Democrats address Trump impeachment, foreign policy in fifth debate

Democratic presidential contenders faced off in their fifth debate Wednesday, with each weighing in on the potential impeachment of President Donald Trump and his foreign policy as they shared a stage in Atlanta.

Debate moderator Rachel Maddow of MSNBC opened the event by asking the field of 10 candidates about impeachment proceedings following testimony by U.S. Ambassador to the EU Gordon Sondland that there was a “quid pro quo” regarding the new Ukrainian president’s request for a meeting with Trump.



Former Vice President Joe Biden, who the Trump administration reportedly asked the Ukrainian government to investigate along with his son, Hunter Biden, said that Trump and Russian President Vladimir Putin don’t want him to become the Democratic nominee.

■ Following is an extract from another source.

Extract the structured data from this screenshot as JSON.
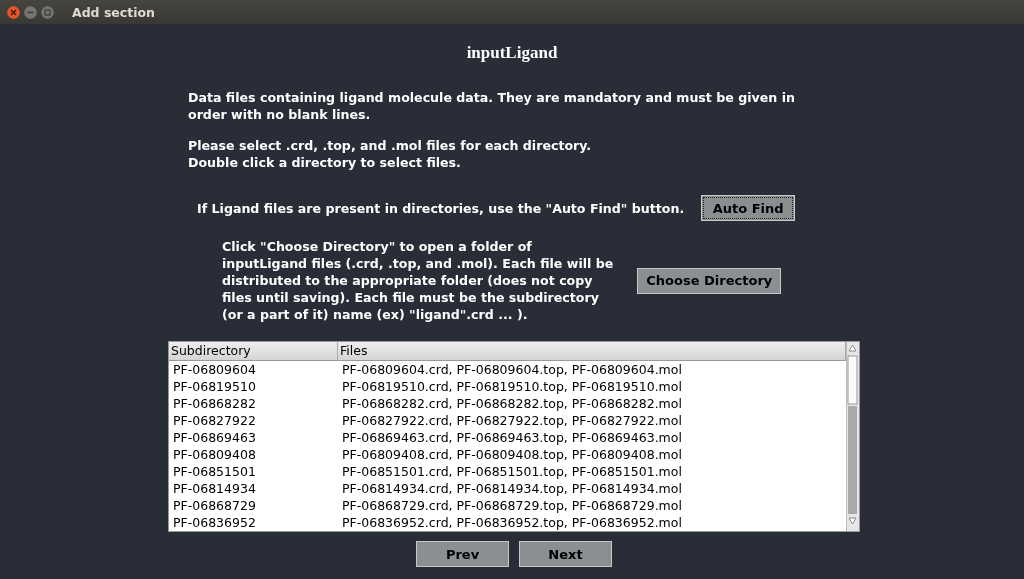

Trump’s fear of facing him in next year’s general election was why the president withheld hundreds of millions of dollars in aid to Ukraine to secure a pledge to investigate the former VP and his son.

Sen. Elizabeth Warren of Massachusetts, meanwhile, took aim at Sondland, noting that he had contributed $1 million to Trump’s inaugural fund before being named EU ambassador.

If elected president, Warren said she would not “give away ambassador posts to the highest bidder” and pointed to an October proposal that would prevent donors from becoming ambassadors.

“My plan will make it the law by prohibiting campaign donations and political spending from being a consideration in the selection of an ambassador,” she said.

Minnesota Sen. Amy Klobuchar, meanwhile, said Wednesday’s testimony did not change her view that Congress should await a Senate trial on Trump before moving forward with impeachment.



“I have made it very clear that this [is] impeachable conduct and I’ve called for an impeachment proceeding,” she said. “I just believe our job as jurors is to look at each count and make a decision.”

During his testimony Wednesday and under questioning from House Intelligence Committee chairman Adam Schiff (D-Calif.), Sondland contradicted his earlier “quid pro quo” statement when he said that, during a conversation over the summer, Trump specifically said he “wanted nothing” from the Ukrainians.

“I believe I just asked him an open-ended question, Mr. Chairman. ‘What do you want from Ukraine? I keep hearing all these different ideas and theories and this and that. What do you want?'” Sondland said.

“And it was a very short, abrupt conversation. He was not in a good mood. And he just said, ‘I want nothing. I want nothing. I want no quid pro quo. Tell Zelensky to do the right thing.’ Something to that effect,” Sondland said.